On LinkedIn, among all the furloughed and newly wfh available, I felt grateful to make connection. To reach out to a total stranger and gain response felt like a breakthrough achievement. I was unaccustomed to it but pushed myself into that unknown. Zoom calls about job opportunities kept my hope afloat.
For months I applied. 15–20 jobs a week. Had meetings, made inroads. I’d get call backs and hiring manager interviews. Then weeks without word. I’d write thoughtful emails. I’d ask for feedback, for insight, for word. My spreadsheet grew. I’d take some amount of joy, by some record of achievement, in changing “Application Status” over to DENIED.
I’m in no rush. Quarantine life has given us that much. It’s all there whenever we want to speed right back through it.
It no longer felt like failure. Rejections like rights of passage. My skin grew thick. I began to trust in what I knew of myself to be true.
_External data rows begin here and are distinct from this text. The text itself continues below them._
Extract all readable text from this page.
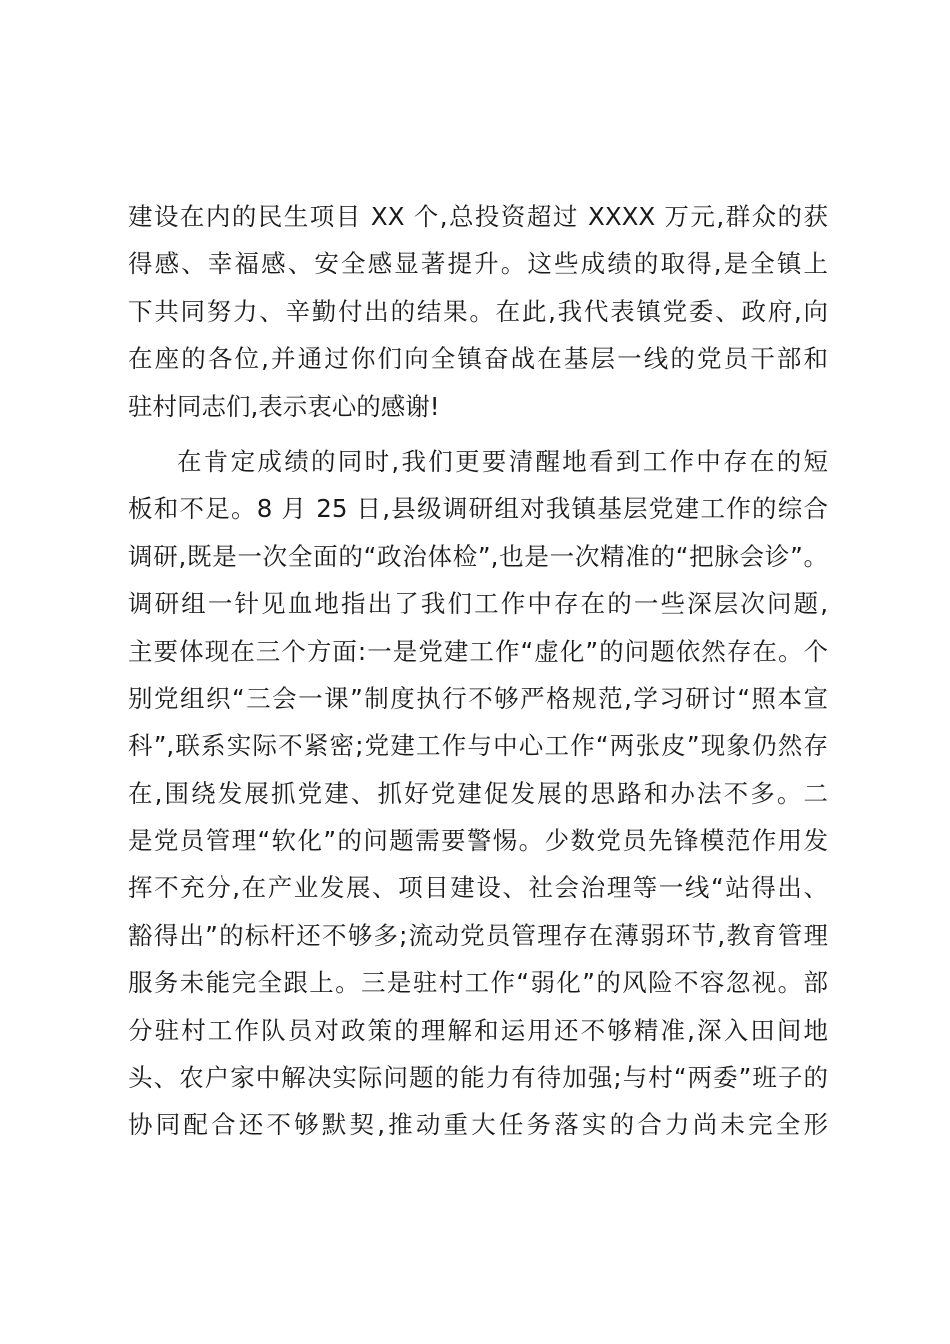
建设在内的民生项目 XX 个,总投资超过 XXXX 万元,群众的获
得感、幸福感、安全感显著提升。这些成绩的取得,是全镇上
下共同努力、辛勤付出的结果。在此,我代表镇党委、政府,向
在座的各位,并通过你们向全镇奋战在基层一线的党员干部和
驻村同志们,表示衷心的感谢!
在肯定成绩的同时,我们更要清醒地看到工作中存在的短
板和不足。8 月 25 日,县级调研组对我镇基层党建工作的综合
调研,既是一次全面的“政治体检”,也是一次精准的“把脉会诊”。
调研组一针见血地指出了我们工作中存在的一些深层次问题,
主要体现在三个方面:一是党建工作“虚化”的问题依然存在。个
别党组织“三会一课”制度执行不够严格规范,学习研讨“照本宣
科”,联系实际不紧密;党建工作与中心工作“两张皮”现象仍然存
在,围绕发展抓党建、抓好党建促发展的思路和办法不多。二
是党员管理“软化”的问题需要警惕。少数党员先锋模范作用发
挥不充分,在产业发展、项目建设、社会治理等一线“站得出、
豁得出”的标杆还不够多;流动党员管理存在薄弱环节,教育管理
服务未能完全跟上。三是驻村工作“弱化”的风险不容忽视。部
分驻村工作队员对政策的理解和运用还不够精准,深入田间地
头、农户家中解决实际问题的能力有待加强;与村“两委”班子的
协同配合还不够默契,推动重大任务落实的合力尚未完全形
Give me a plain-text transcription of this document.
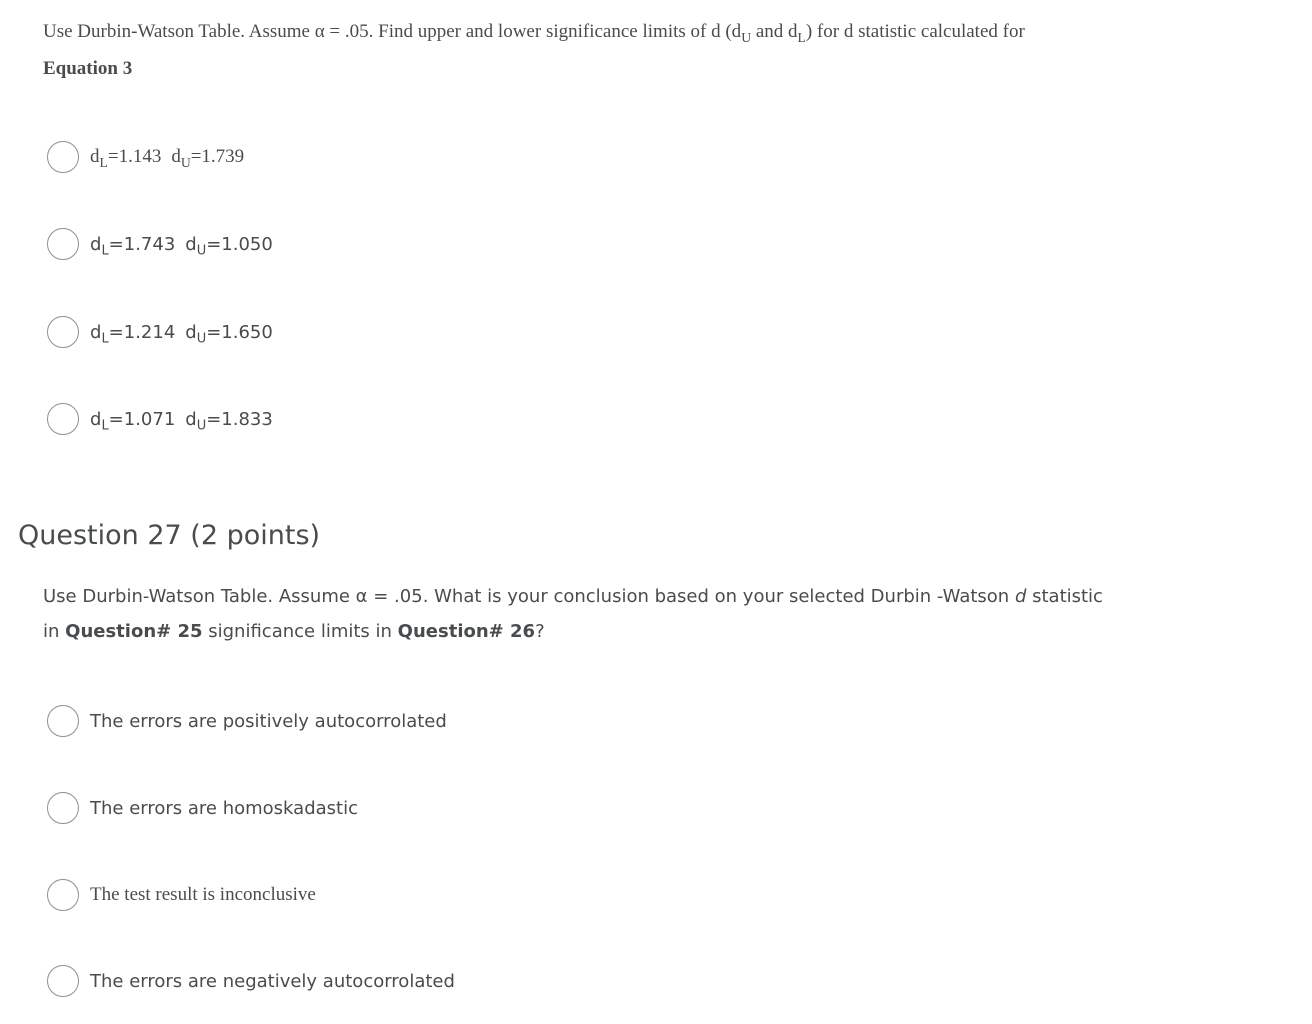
Use Durbin-Watson Table. Assume α = .05. Find upper and lower significance limits of d ($d_U$ and $d_L$) for d statistic calculated for
Equation 3
$d_L=1.143$ $d_U=1.739$
$d_L=1.743$ $d_U=1.050$
$d_L=1.214$ $d_U=1.650$
$d_L=1.071$ $d_U=1.833$
Question 27 (2 points)
Use Durbin-Watson Table. Assume α = .05. What is your conclusion based on your selected Durbin -Watson d statistic
in Question# 25 significance limits in Question# 26?
The errors are positively autocorrolated
The errors are homoskadastic
The test result is inconclusive
The errors are negatively autocorrolated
Rejuvenated, I went back in for Round 2.
I’m qualified, experienced, deeply-analytical, driven by empathy and larger picture views. I’ve traveled, have fresh perspective. I’m passionate about the role. Each time I got back up the more aware I was. I’m genuine and caring, communicate well, know how to grow trust — at the core have the clients point of view.
Each time I felt defeated I refueled. I knew what I’d like to offer. How I’d like to help their clients grow. I knew what work meant to me. The importance of the type of environment an organization built. Are they truly collaborative or built on ego. I’m a problem solver. I thrive best when the moment is worse. I take joy in turning pain points into solutions, when character shows. At the core, I’m motivated by empathy, using language to help better our shared experiences on earth.
A headhunter tells me my resume is outstanding. I take her word. I’m prepared. I’ve put forth every ounce of effort I know. I’ve built meaningful relationships. I’ve found new friendships. I’ve applied to over 200 jobs, reached out to employees via LinkedIn, had meaningful conversations on LunchClub, gained trust and referral. In many ways I’ve succeeded. I’ve made an impact. I’ve been heard. But finding work is a job where success occurs only once.
The day I started writing this I’d had four rejections in the course of two hours. Each of those opportunities were roles I cared about, thought I’d interviewed well, in which I felt I could do great work. For a moment I’ve just been feeling gutted, deflated, numbed.
I’ve allowed myself that. I’ve allowed myself to take that breath and collect.
Not so much as a complaint but as an explanation. As some record of what this process has been like. What it feels like to be searching among my peers. Why I imagine we’ve all been feeling somewhere between boredom and devastated. What seemingly has become universal. Newly established roundtable norm.
And all that is to say, I’m still standing at ground zero, regrouping months in, after only just starting out. Rejection doesn’t need to feel like pain. It can also be a source of inspiration. Finding work can be a joyous experience, an opportunity to accomplish something new. And that’s how I feel about it too, every now and then, after seven months of search and same result.
I continue determined. Blind to the reasons why I haven’t been selected, grasping at my own semi-scientific results, championing the last resources of positivity. All while never daring to ask myself, am I resilient or is this just sunken cost fallacy!